LSU Spring Practice – Defensive Tackles

Newly minted Defensive Line Coach Bo Davis didn’t catch any breaks regarding personnel retainage, as both Mekhi Wingo and Maason Smith declared themselves eligible for the NFL Draft. It’s not ideal for an 85th-ranked rushing defense to lose its best two defensive tackles. The Tigers will return the 320-pound, run-stuffing Jacobian Guillory for his senior season. Guillory is LSU’s most experienced defensive tackle.

6’3”, 310-pound Jalen Lee is LSU’s only other returning scholarship defensive tackle, but he played sparingly during the 2023 season. Obviously, the Tigers will need more help at such a critical position. They’ll get it from their latest recruiting class in Shone Washington. The former Georgia Bulldog took a detour to junior college in 2023 and is now in his third year of college football. The pressure is on Davis to turn Washington’s size and experience into production.

LSU could get significantly better in fall camp with the arrival of five-star defensive tackle recruit Dominick McKinley. Kelly capitalized on the coaching changes at Texas A&M to flip the top player in Louisiana in 2024’s class. The Tigers also signed New Iberia native De’Myrion Johnson, but he could need time to develop before being ready for SEC play.

Considering the depth LSU has at defensive end, expect natural ends like Paris Shand to get reps inside this Spring to increase depth. The Tiger staff must see who else can play the position and create enough depth to get through Spring practice. The staff will likely further address the position through the transfer portal.

LSU Spring Practice – Defensive Ends

The Tigers’ defensive end group has more experience, production, and potential than the defensive tackles. Rising senior Sai’vion Jones is likely to start at the strong side defensive end position again. Davis will be challenged with molding Jones back to his more disruptive form of 2022. On that note, Bradyn Swinson was LSU’s most consistent pass rusher last season. He’ll also return with the goal of turning quarterback hurries into quarterback sacks.

As mentioned earlier, Shand will return and has the size and potential to help out at defensive tackle. True sophomore Dashawn Womack will carry higher expectations this year. The former blue-chip recruit showed flashes last year but needs to be a key contributor off the edge in 2024. Jaxon Howard is listed as a linebacker but will be a defensive end if Blake Baker brings the same 4-2-5 base defense he used at Mizzou. St. Amant native Dylan Carpenter will look to make an impression on the new staff after redshirting his first year.

LSU will have two early enrollee defensive ends available for Spring practice in north Louisiana natives Gabe Reliford and Ahmad Breaux. Some considered Reliford to be the best prospect in the state in 2024. He was clocked at over 20 mph during his senior season at over 250 pounds. Breaux does not have the hype or freakish measurables of Reliford. He played out of position at nose tackle for a state-champion Ruston team. His mentality to sacrifice stats for team success should be commended.
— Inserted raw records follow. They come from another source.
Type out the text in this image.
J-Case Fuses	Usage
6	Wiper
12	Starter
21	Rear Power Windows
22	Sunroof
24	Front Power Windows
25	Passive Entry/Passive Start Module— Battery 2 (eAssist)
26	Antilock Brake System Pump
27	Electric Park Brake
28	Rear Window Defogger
This defensive end room has an ideal blend of size, speed, youth, and experience. This group can have one of the biggest turnarounds after an underwhelming 2023. To do so, they must get the help they need inside and get back to playing fundamentally sound football.

Perkins Possibilities

Linebacker or not, Harold Perkins has to be in this discussion. One of the biggest questions surrounding the new defensive staff is how they will utilize Perkins. Perkins burst onto the scene as a freshman who couldn’t be blocked with limited playing time. He had similar stats as a sophomore, but most would agree the former defensive staff did not use him in a fashion conducive to reaching his potential. Perkins could have a future as an inside linebacker in the NFL. However, if Baker is not forcing offenses to at least game plan around Perkins as a pass rusher, then he’s giving offenses a break. This Spring will provide the first glimpse of how this staff plans to get the most out of the All-American caliber player.